Setting KPIs for the upcoming year can often be more guesswork than we’d like. It doesn’t have to be.
If you want to make next year’s campaigns your most successful, it’s time to embrace analysis.
Here’s a step-by-step step guide to setting PR KPIs:
1) Record and review
We often finish one campaign and before we know it we are on to the next. But without taking the time to review the last and record measurement metrics, how do we know if:
i) the creative was a good idea?
ii) we have made any improvements in our approach?
iii) what increase we should apply to KPIs in our next campaign?
Here are some of the PR metrics and components to track:
- Date of cutting
- Headline
- Publication / source
- Publication traffic
- Coverage view traffic (this can be achieved with a formula, noted below)
- Social shares
- Domain Authority (website influence according to Google)
- Messages conveyed
- Spokesperson mentioned/quoted
Recording your data somewhere such as a spreadsheet is important. It’s the only way you can review and draw out insights and patterns. PR consultant Steph Bridgeman recently wrote a helpful post on how to refine coverage metrics in spreadsheets. Steph provides a step-by-step guide to cutting, refining and presenting your coverage data.
2) Set KPIs
Once you can access your coverage data, it’s time to benchmark and set targets. Setting KPIs can be a challenge as it’s difficult to know how high to reach. That’s why there should be some strategy involved. Here’s an example:
Coverage views
If you’re aiming to target a similar publication or journalist on your next campaign, then setting ‘coverage views‘ as a KPI can work well. The target could be a more prominent area of the site such as homepage or main category page. The KPI could then be the increase in coverage views for the prominent area.
You can gauge how much the percentage increase should be by applying this rough but realistic formula for homepage coverage:
- Start with the total month numbers for the site in question, eg 391 million.

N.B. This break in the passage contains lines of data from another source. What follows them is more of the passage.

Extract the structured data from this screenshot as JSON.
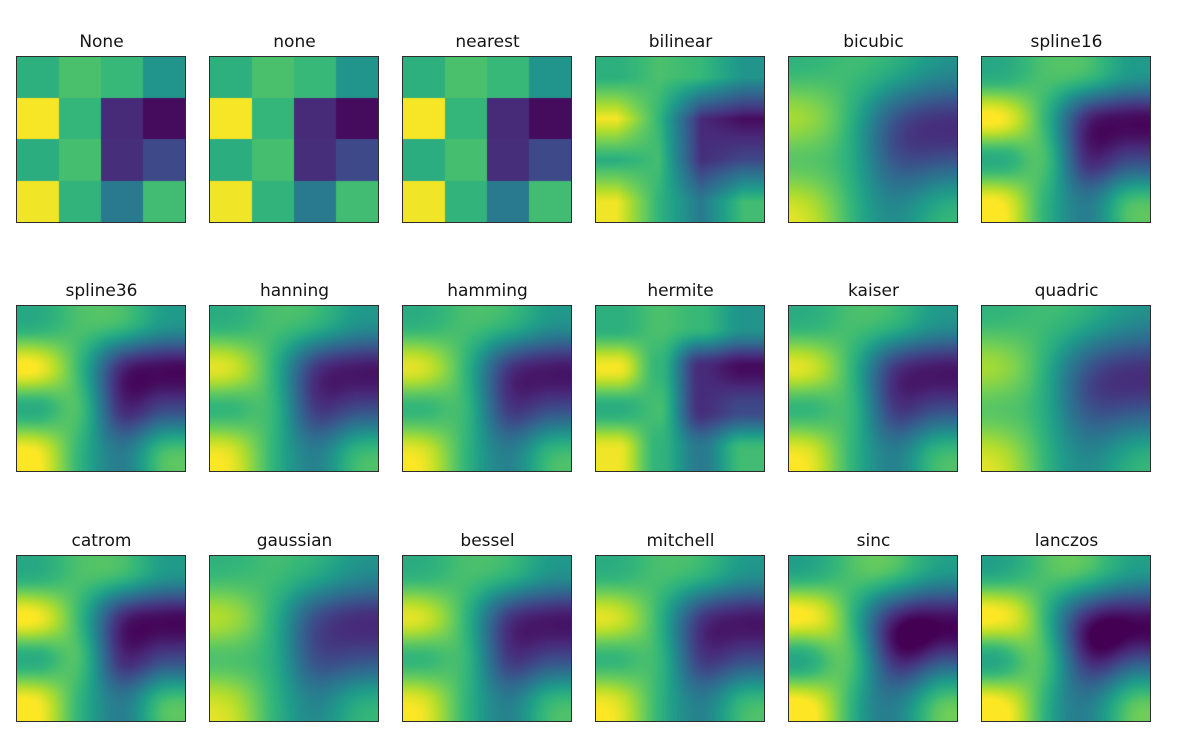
{
  "figure": {
    "background_color": "#ffffff"
  },
  "chart_data": {
    "type": "heatmap",
    "description": "Grid of 18 subplots showing the same 4x4 scalar array rendered with different image interpolation methods, viridis colormap, no axis ticks",
    "layout": {
      "rows": 3,
      "cols": 6,
      "xticks": "none",
      "yticks": "none",
      "grid": false,
      "legend": "none"
    },
    "colormap": "viridis",
    "colormap_anchors": [
      "#440154",
      "#482878",
      "#3e4a89",
      "#31688e",
      "#26828e",
      "#1f9e89",
      "#35b779",
      "#6ece58",
      "#b5de2b",
      "#fde725"
    ],
    "value_range": [
      0,
      1
    ],
    "grid_shape": [
      4,
      4
    ],
    "grid_values": [
      [
        0.63,
        0.71,
        0.67,
        0.52
      ],
      [
        0.99,
        0.66,
        0.12,
        0.03
      ],
      [
        0.62,
        0.7,
        0.13,
        0.22
      ],
      [
        0.98,
        0.65,
        0.41,
        0.69
      ]
    ],
    "subplots": [
      {
        "title": "None",
        "kernel": "nearest"
      },
      {
        "title": "none",
        "kernel": "nearest"
      },
      {
        "title": "nearest",
        "kernel": "nearest"
      },
      {
        "title": "bilinear",
        "kernel": "triangle"
      },
      {
        "title": "bicubic",
        "kernel": "bspline"
      },
      {
        "title": "spline16",
        "kernel": "catrom"
      },
      {
        "title": "spline36",
        "kernel": "catrom"
      },
      {
        "title": "hanning",
        "kernel": "mitchell"
      },
      {
        "title": "hamming",
        "kernel": "mitchell"
      },
      {
        "title": "hermite",
        "kernel": "hermite"
      },
      {
        "title": "kaiser",
        "kernel": "mitchell"
      },
      {
        "title": "quadric",
        "kernel": "bspline"
      },
      {
        "title": "catrom",
        "kernel": "catrom"
      },
      {
        "title": "gaussian",
        "kernel": "gaussian"
      },
      {
        "title": "bessel",
        "kernel": "mitchell"
      },
      {
        "title": "mitchell",
        "kernel": "mitchell"
      },
      {
        "title": "sinc",
        "kernel": "lanczos3"
      },
      {
        "title": "lanczos",
        "kernel": "lanczos3"
      }
    ]
  }
}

- Get to 50% of that number to get an estimate of home-page visits, eg 391 million x 0.5 = 195 million.
- Divide that number by 30 days to get to a day’s worth of traffic, eg 195 million / 30 = 6.5 million views of your home-page coverage.
At CoverageBook.com, we simplify this process by automatically applying this formula. Amnesty International has been using coveragebook.com to determine the success of its recent campaigns. If a story hits the benchmark of one million coverage views, it’s deemed a successful breakthrough story.
3) Go!
When you set increased KPIs, it’s important to know how your team is going to achieve them. A change in the creative and activation approach may be necessary.

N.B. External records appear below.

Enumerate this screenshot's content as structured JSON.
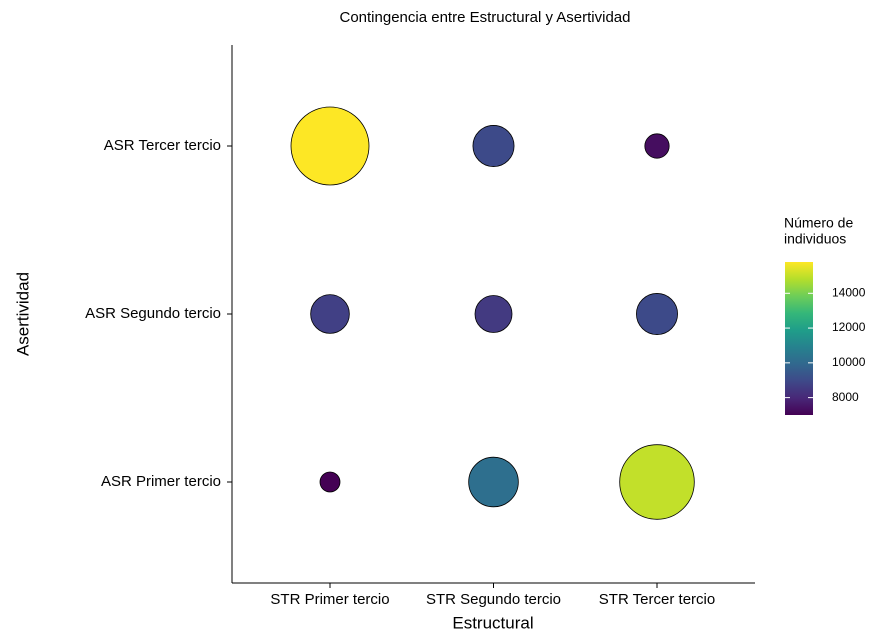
{
  "chart_data": {
    "type": "bubble",
    "title": "Contingencia entre Estructural y Asertividad",
    "x_label": "Estructural",
    "y_label": "Asertividad",
    "categories": [
      "STR Primer tercio",
      "STR Segundo tercio",
      "STR Tercer tercio"
    ],
    "y_categories": [
      "ASR Primer tercio",
      "ASR Segundo tercio",
      "ASR Tercer tercio"
    ],
    "values": [
      [
        7000,
        10200,
        15000
      ],
      [
        8700,
        8500,
        9000
      ],
      [
        15800,
        9000,
        7300
      ]
    ],
    "colorbar": {
      "title": [
        "Número de",
        "individuos"
      ],
      "lim": [
        7000,
        15800
      ],
      "ticks": [
        8000,
        10000,
        12000,
        14000
      ],
      "palette": "viridis"
    }
  }
}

High social shares of coverage indicate that the article is engaging to the reader and has given them a reason to share it with their peers. Shares of your coverage isn’t just great for awareness. The social votes also signal to Google that your coverage is popular. This can result in your coverage being featured in Google search results.

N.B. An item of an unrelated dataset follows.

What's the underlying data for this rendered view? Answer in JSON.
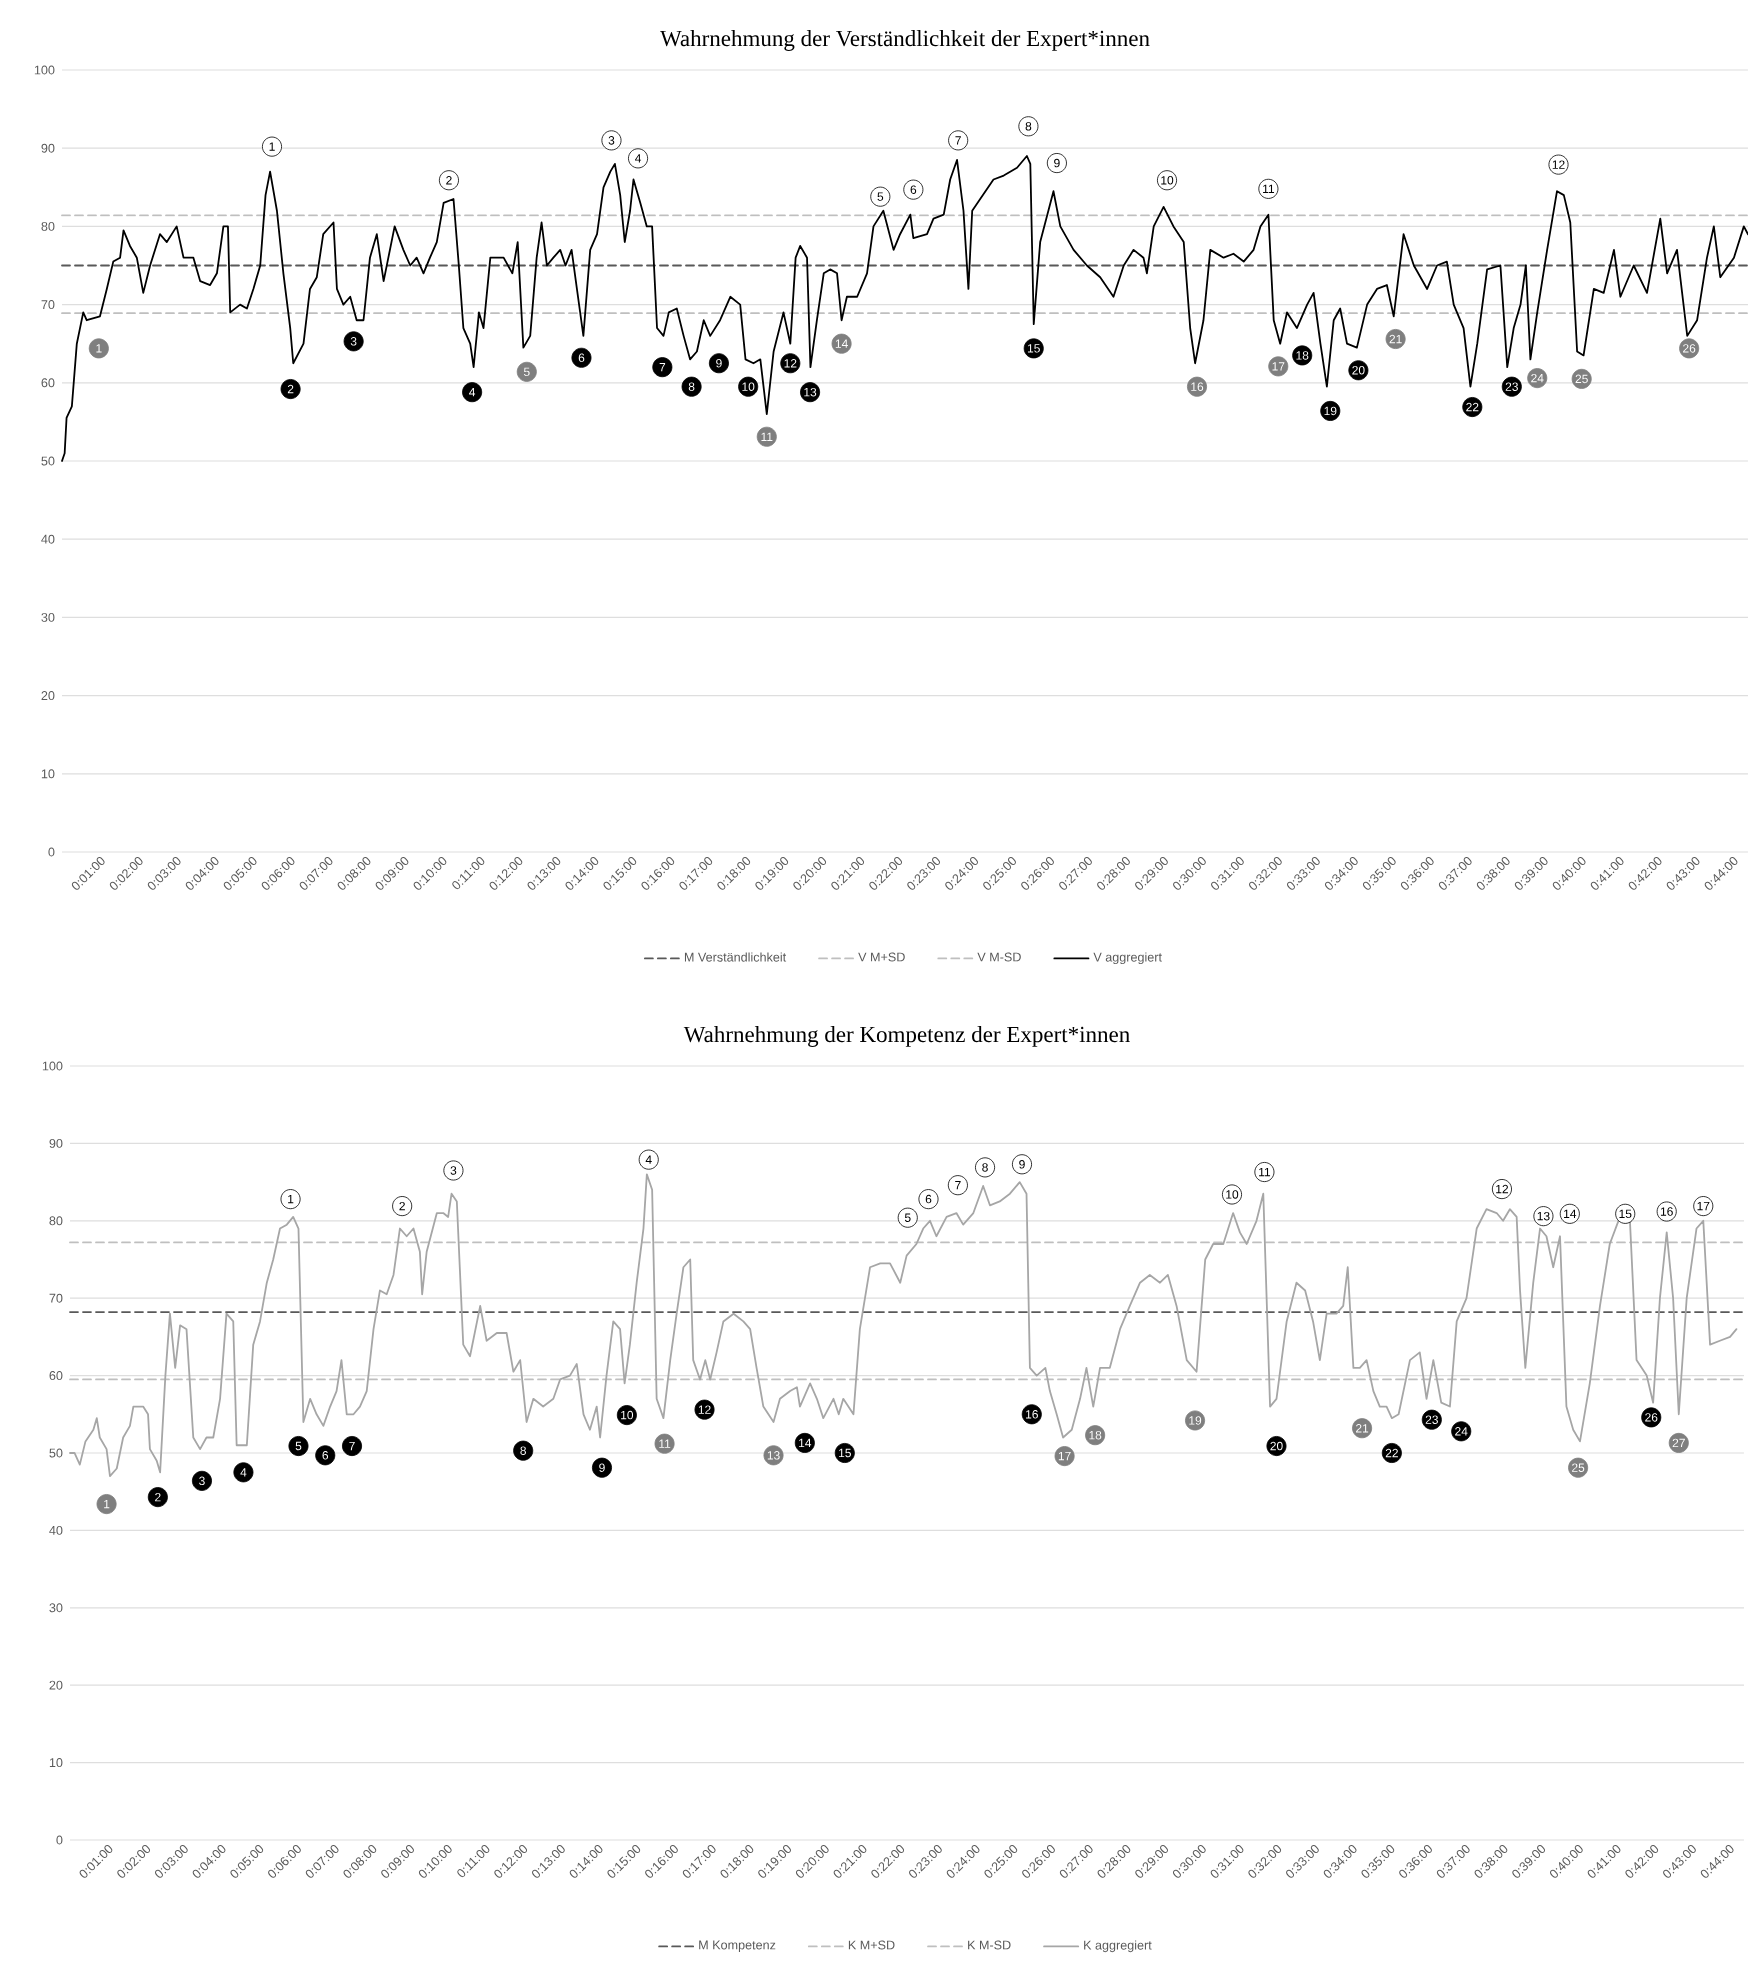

It’s therefore essential to understand why an article has worked better in one campaign in comparison to another.
Ask yourself:
What was the supporting campaign content that featured in my coverage?
Interesting content in addition to images and words are often the difference between somebody sharing an article or not – did yours have those elements?
Find out more about the type of content people love to share here from Jonah Berger, author of Contagious. He has some great ideas on what makes content shareable and this applies to coverage as well as owned content.
Once you have a better understanding of what you should change in your creative approach, you can set an increase in the shares you believe your new coverage may gain.